In Südbrandenburg sind offenbar gefälschte Impfstempel im Umlauf. In mehreren Apotheken seien Impfausweise mit einem gefälschten Stempel aufgetaucht, teilte die Stadt Cottbus mit. Die Anfragen zu diesem Stempel würden zunehmen, hieß es. In Brandenburg sind nach Angaben des Polizeipräsidiums in diesem Jahr bereits 277 gefälschte Impfausweise festgestellt worden.
Nach den Angaben aus Cottbus handelt sich um einen Stempel mit dem Aufdruck „Johanniter Unfallhilfe Impfzentrum BER Terminal 5P56“. Einen solchen Stempel habe es dort nie gegeben, so die Johanniter. Vor dem Erwerb eines Dokumentes mit einem solchen Stempel werde gewarnt. Das Personal in der überregionalen Impfstelle sei entsprechend informiert und sensibilisiert, so Stadtsprecher Jan Gloßmann.

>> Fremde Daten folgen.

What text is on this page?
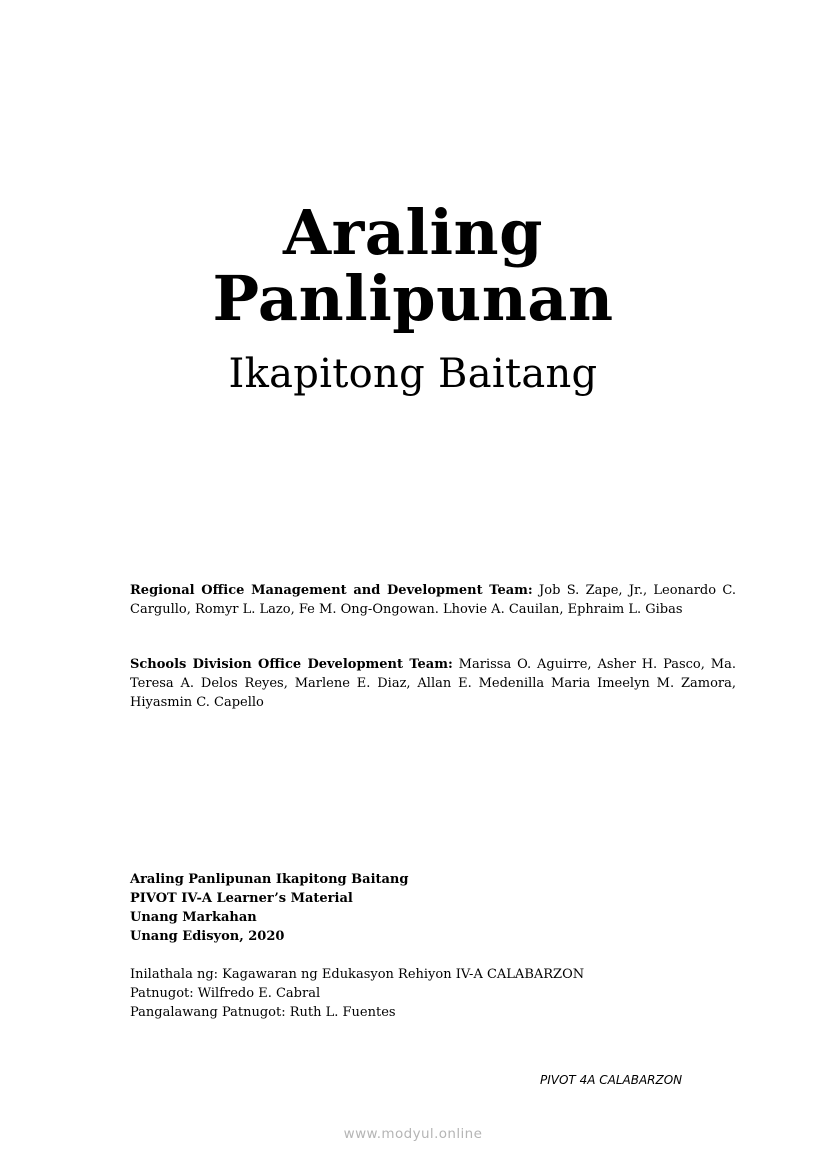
Araling
Panlipunan
Ikapitong Baitang
Regional Office Management and Development Team: Job S. Zape, Jr., Leonardo C. Cargullo, Romyr L. Lazo, Fe M. Ong-Ongowan. Lhovie A. Cauilan, Ephraim L. Gibas
Schools Division Office Development Team: Marissa O. Aguirre, Asher H. Pasco, Ma. Teresa A. Delos Reyes, Marlene E. Diaz, Allan E. Medenilla Maria Imeelyn M. Zamora, Hiyasmin C. Capello
Araling Panlipunan Ikapitong Baitang
PIVOT IV-A Learner’s Material
Unang Markahan
Unang Edisyon, 2020
Inilathala ng: Kagawaran ng Edukasyon Rehiyon IV-A CALABARZON
Patnugot: Wilfredo E. Cabral
Pangalawang Patnugot: Ruth L. Fuentes
PIVOT 4A CALABARZON
www.modyul.online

Die aktuellen Corona-Zahlen aus Cottbus

Cottbus ist seit geraumer Zeit die Kommune mit den höchsten Corona-Inzidenzen in Brandenburg. Die Zahl der labordiagnostisch bestätigten Covid-19-Infektionen in der Stadt ist seit Beginn der Pandemie am Donnerstag, 30.12., auf kumuliert 13.989 gestiegen. Das sind 134 Neuinfektionen mehr als am Vortag.
Die 7-Tage-Inzidenz – also die Zahl der Neuinfektionen binnen sieben Tagen auf 100.000 Einwohnerinnen und Einwohner – liegt bei 686.
253 Personen sind seit Beginn der Pandemie im Zusammenhang mit dem Virus verstorben.
Derzeit werden im Cottbuser Carl-Thiem-Klinikum 50 Patienten, die an Corona erkrankt sind, stationär behandelt, davon elf auf der Intensivstation. Das Durchschnitts-Alter der ITS-Patienten beträgt 54,3 Jahre. Von diesen 50 Patienten sind 41 nicht geimpft, darunter neun der elf ITS-Patienten.
Im Cottbuser Sana-Herzzentrum werden zehn Patienten, die an Covid-19 erkrankt sind, stationär behandelt, davon fünf auf der Intensivstation.